By DOUG FERGUSON, AP Golf Writer
OLYMPIA FIELDS, Ill. (AP) — Jon Rahm is no stranger to wild shifts in emotions, whether it was irritation from an absent-minded penalty that led to his only bogey of the weekend or his 65-foot birdie putt that capped an amazing victory at the BMW Championship.
The difference now is he enjoyed it.
All of it.
The shot that will be remembered at Olympia Fields was a putt in the playoff Sunday that was just over 65 feet from the hole and had to travel even farther to get there, across the 18th green toward a ridge and then down the slope toward the cup, 11 seconds of watching, hoping and celebrating.
Rahm wonders how different it might have been if not for his mental blunder.
That happened on the fifth hole Saturday, when he was five shots behind. He might never be able to explain how he could walk up to his golf ball on the green, pick it up and freeze upon realizing he never marked it.
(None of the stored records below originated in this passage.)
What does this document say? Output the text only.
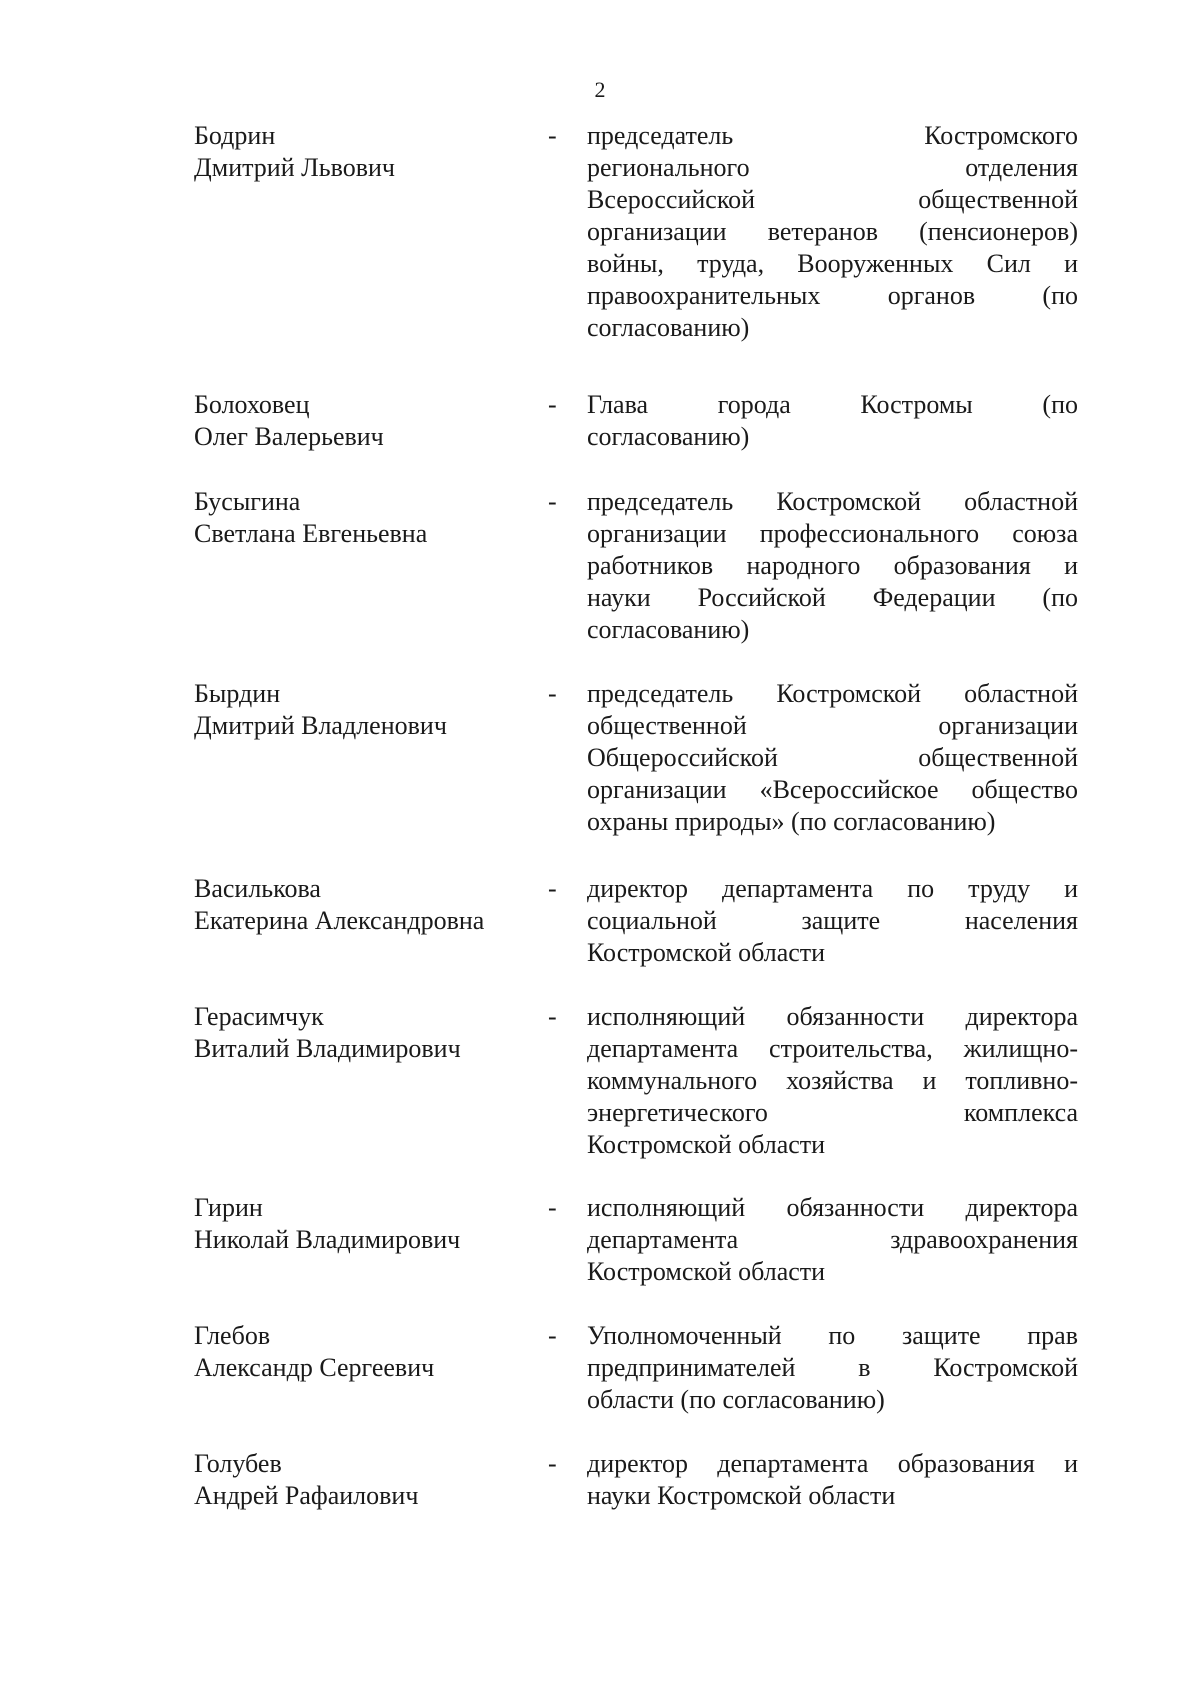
2
Бодрин
Дмитрий Львович
- председатель Костромского
регионального отделения
Всероссийской общественной
организации ветеранов (пенсионеров)
войны, труда, Вооруженных Сил и
правоохранительных органов (по
согласованию)
Болоховец
Олег Валерьевич
- Глава города Костромы (по
согласованию)
Бусыгина
Светлана Евгеньевна
- председатель Костромской областной
организации профессионального союза
работников народного образования и
науки Российской Федерации (по
согласованию)
Бырдин
Дмитрий Владленович
- председатель Костромской областной
общественной организации
Общероссийской общественной
организации «Всероссийское общество
охраны природы» (по согласованию)
Василькова
Екатерина Александровна
- директор департамента по труду и
социальной защите населения
Костромской области
Герасимчук
Виталий Владимирович
- исполняющий обязанности директора
департамента строительства, жилищно-
коммунального хозяйства и топливно-
энергетического комплекса
Костромской области
Гирин
Николай Владимирович
- исполняющий обязанности директора
департамента здравоохранения
Костромской области
Глебов
Александр Сергеевич
- Уполномоченный по защите прав
предпринимателей в Костромской
области (по согласованию)
Голубев
Андрей Рафаилович
- директор департамента образования и
науки Костромской области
He feared even after a 66 to get back in the mix that one shot could cost him.
“I just hope I don't lose by one,” Rahm said that day. “I'm just going to say that. I just hope. And if I do, well, my fault.”
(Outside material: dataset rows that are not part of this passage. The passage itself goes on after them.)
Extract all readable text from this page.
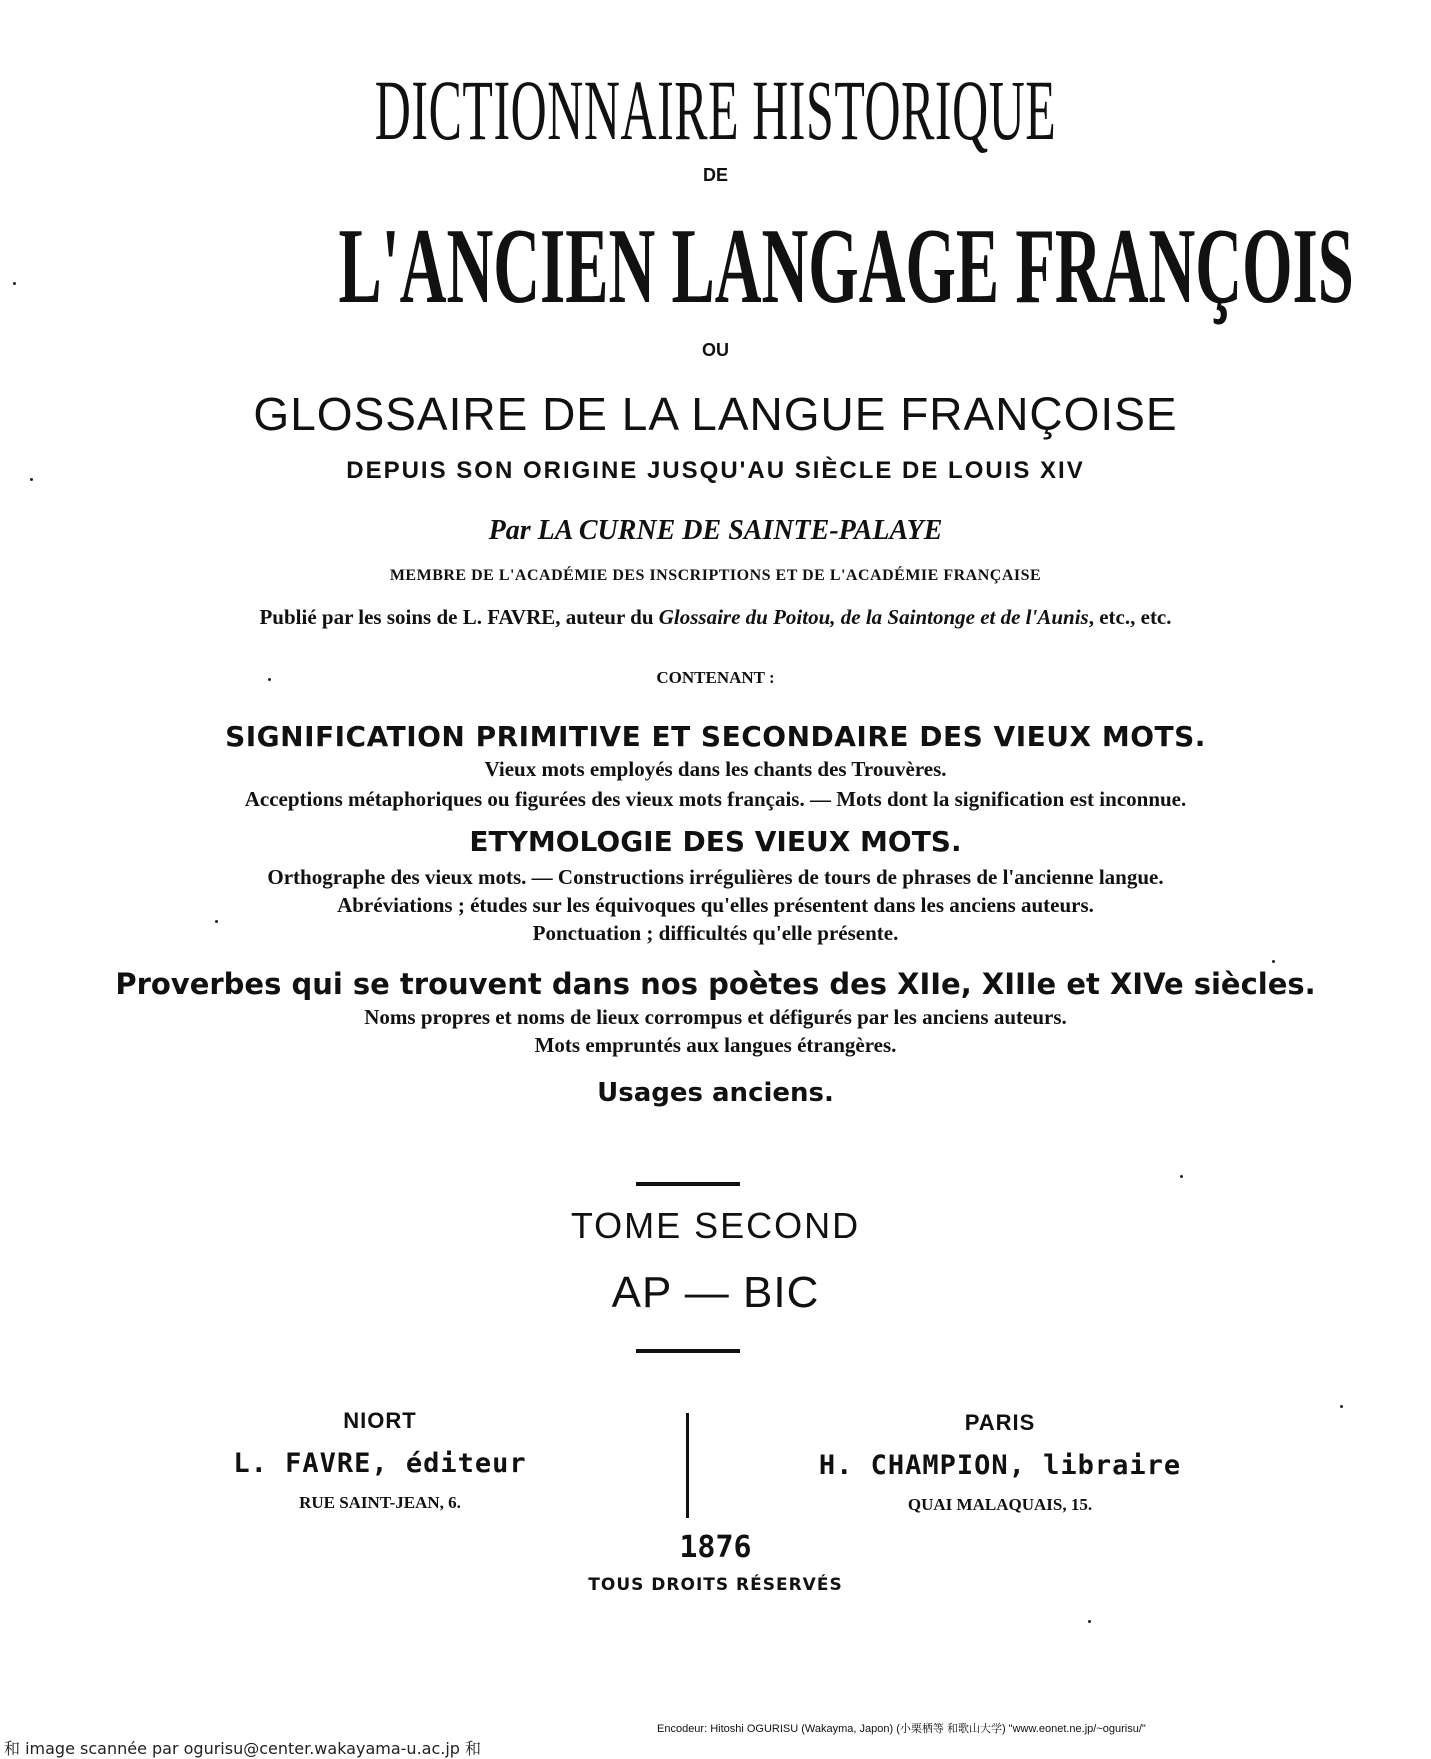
DICTIONNAIRE HISTORIQUE
DE
L'ANCIEN LANGAGE FRANÇOIS
OU
GLOSSAIRE DE LA LANGUE FRANÇOISE
DEPUIS SON ORIGINE JUSQU'AU SIÈCLE DE LOUIS XIV
Par LA CURNE DE SAINTE-PALAYE
MEMBRE DE L'ACADÉMIE DES INSCRIPTIONS ET DE L'ACADÉMIE FRANÇAISE
Publié par les soins de L. FAVRE, auteur du Glossaire du Poitou, de la Saintonge et de l'Aunis, etc., etc.
CONTENANT :
SIGNIFICATION PRIMITIVE ET SECONDAIRE DES VIEUX MOTS.
Vieux mots employés dans les chants des Trouvères.
Acceptions métaphoriques ou figurées des vieux mots français. — Mots dont la signification est inconnue.
ETYMOLOGIE DES VIEUX MOTS.
Orthographe des vieux mots. — Constructions irrégulières de tours de phrases de l'ancienne langue.
Abréviations ; études sur les équivoques qu'elles présentent dans les anciens auteurs.
Ponctuation ; difficultés qu'elle présente.
Proverbes qui se trouvent dans nos poètes des XIIe, XIIIe et XIVe siècles.
Noms propres et noms de lieux corrompus et défigurés par les anciens auteurs.
Mots empruntés aux langues étrangères.
Usages anciens.
TOME SECOND
AP — BIC
NIORT
L. FAVRE, éditeur
RUE SAINT-JEAN, 6.
PARIS
H. CHAMPION, libraire
QUAI MALAQUAIS, 15.
1876
TOUS DROITS RÉSERVÉS
Encodeur: Hitoshi OGURISU (Wakayma, Japon) (小栗栖等 和歌山大学) "www.eonet.ne.jp/~ogurisu/"
和 image scannée par ogurisu@center.wakayama-u.ac.jp 和
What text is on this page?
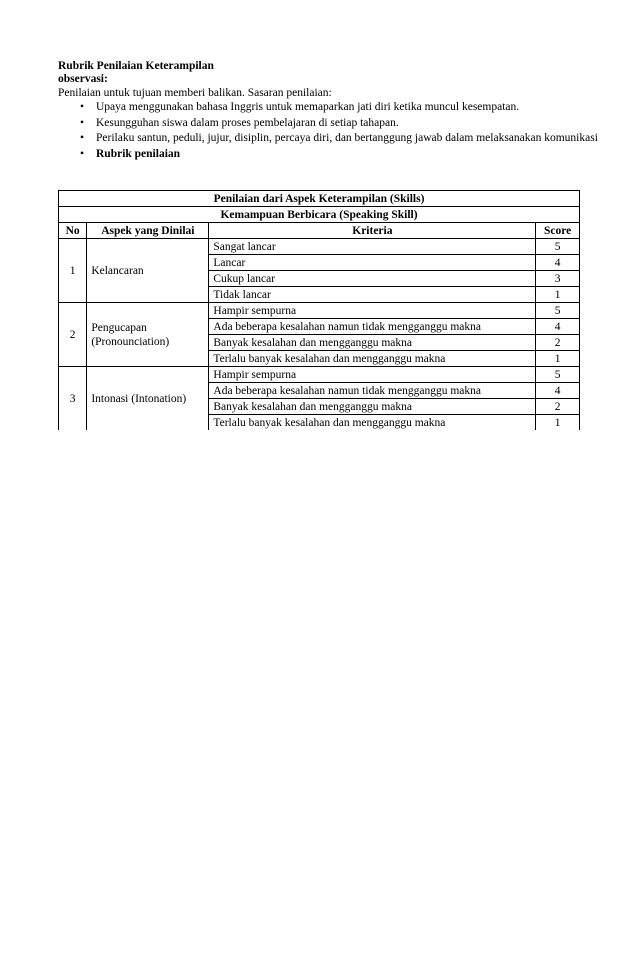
Rubrik Penilaian Keterampilan
observasi:
Penilaian untuk tujuan memberi balikan. Sasaran penilaian:
• Upaya menggunakan bahasa Inggris untuk memaparkan jati diri ketika muncul kesempatan.
• Kesungguhan siswa dalam proses pembelajaran di setiap tahapan.
• Perilaku santun, peduli, jujur, disiplin, percaya diri, dan bertanggung jawab dalam melaksanakan komunikasi
• Rubrik penilaian
Penilaian dari Aspek Keterampilan (Skills)			
Kemampuan Berbicara (Speaking Skill)			
No	Aspek yang Dinilai	Kriteria	Score
1	Kelancaran	Sangat lancar	5
		Lancar	4
		Cukup lancar	3
		Tidak lancar	1
2	Pengucapan (Pronounciation)	Hampir sempurna	5
		Ada beberapa kesalahan namun tidak mengganggu makna	4
		Banyak kesalahan dan mengganggu makna	2
		Terlalu banyak kesalahan dan mengganggu makna	1
3	Intonasi (Intonation)	Hampir sempurna	5
		Ada beberapa kesalahan namun tidak mengganggu makna	4
		Banyak kesalahan dan mengganggu makna	2
		Terlalu banyak kesalahan dan mengganggu makna	1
He allowed his mind to think back to the penalty while on the range Sunday afternoon after a 64, the best score of the week, and hearing that Dustin Johnson was one shot behind facing a birdie putt just inside 45 feet.
“I was like, that extra-shot cushion would be extremely nice right now, I'm not going to lie,” Rahm said. "But at the same time, it happened. I don't know if I would have won had it not happened. It kind of made me mad at myself, and I just went on with my focus after that and was able to play amazing golf.
“I can tell you after making that 6-footer for bogey, I was like, ‘OK, that’s it. No playing around. Go.' That's kind of what mentally did it for me.”
Rahm has always said he needs time to process success and failure, and this one could take a while. Even after it was over, and he posed with the BMW Championship and Western Golf Association trophies, part of him still felt like he was on the golf course in a playoff.
He looked like a winner when his tee shot on the par-5 15th sailed into the trees and ricocheted out into the rough, avoiding a penalty, and his third shot was a 6-iron from 218 yards to 10 feet for birdie. He followed that with a 30-foot birdie putt across the 16th green for a two-shot lead.
He feared for the worse when Johnson, down to his last shot, rolled in his improbable birdie putt down the slope on the 18th green for a 67 to force the playoff. That penalty shot looked as though it might be the difference when Johnson's drive on the 18th in the playoff hit a tree and came back to the fairway, and Rahm's shot from deep rough rolled out to the back of the green, leaving a putt so difficult that Rahm was hopeful of making par.
“Honestly, I hoped it would be a decent putt for par coming back and have a chance to keep the playoff going,” he said.
It was better than decent. It was perfect.
The heart rate never eased up as Rahm watched Johnson's 30-foot birdie putt track toward the cup until it peeled away by inches and Rahm was the winner.
“I still can’t believe what just happened,” Rahm said. "That stretch of waiting for DJ, him making the putt, going in the playoff, me making the putt, then trying to stay mentally in it just in case he made the last putt, it’s been a roller coaster. But so much fun. ... I set out to enjoy even the uncomfortable moments we had out there.
“And man, it was fun.”
Johnson took plenty away, too. He twice beat Rahm in 2017 in the span of a month at World Golf Championships, holding off a Rahm rally in the Mexico Championship and withstanding another ferocious comeback attempt in the Match Play.
For Johnson, it was his third straight tournament with the 54-hole lead. He shot 68 in the PGA Championship and was beaten by a 65 from Collin Morikawa, which featured the driver onto the 16th green at Harding Park for eagle. Johnson shot 67 at the BMW Championship and lost to a 65-foot birdie putt in a playoff.
Johnson held onto No. 1 in the world ranking and in the FedEx Cup, the latter meaning he will start the Tour Championship with a two-shot advantage.
Rahm now has multiple victories worldwide for the fourth straight year. What stands out from this year is winning on the two toughest tests — Memorial, where the greens were allowed to bake out because they were being replaced after the tournament, and Olympia Fields, which played as hard as a U.S. Open.
Rahm will get another U.S. Open test in three weeks at Winged Foot. The U.S. Open is billed as the ultimate test, most of that between the ears. Rahm looks more capable of that with each victory.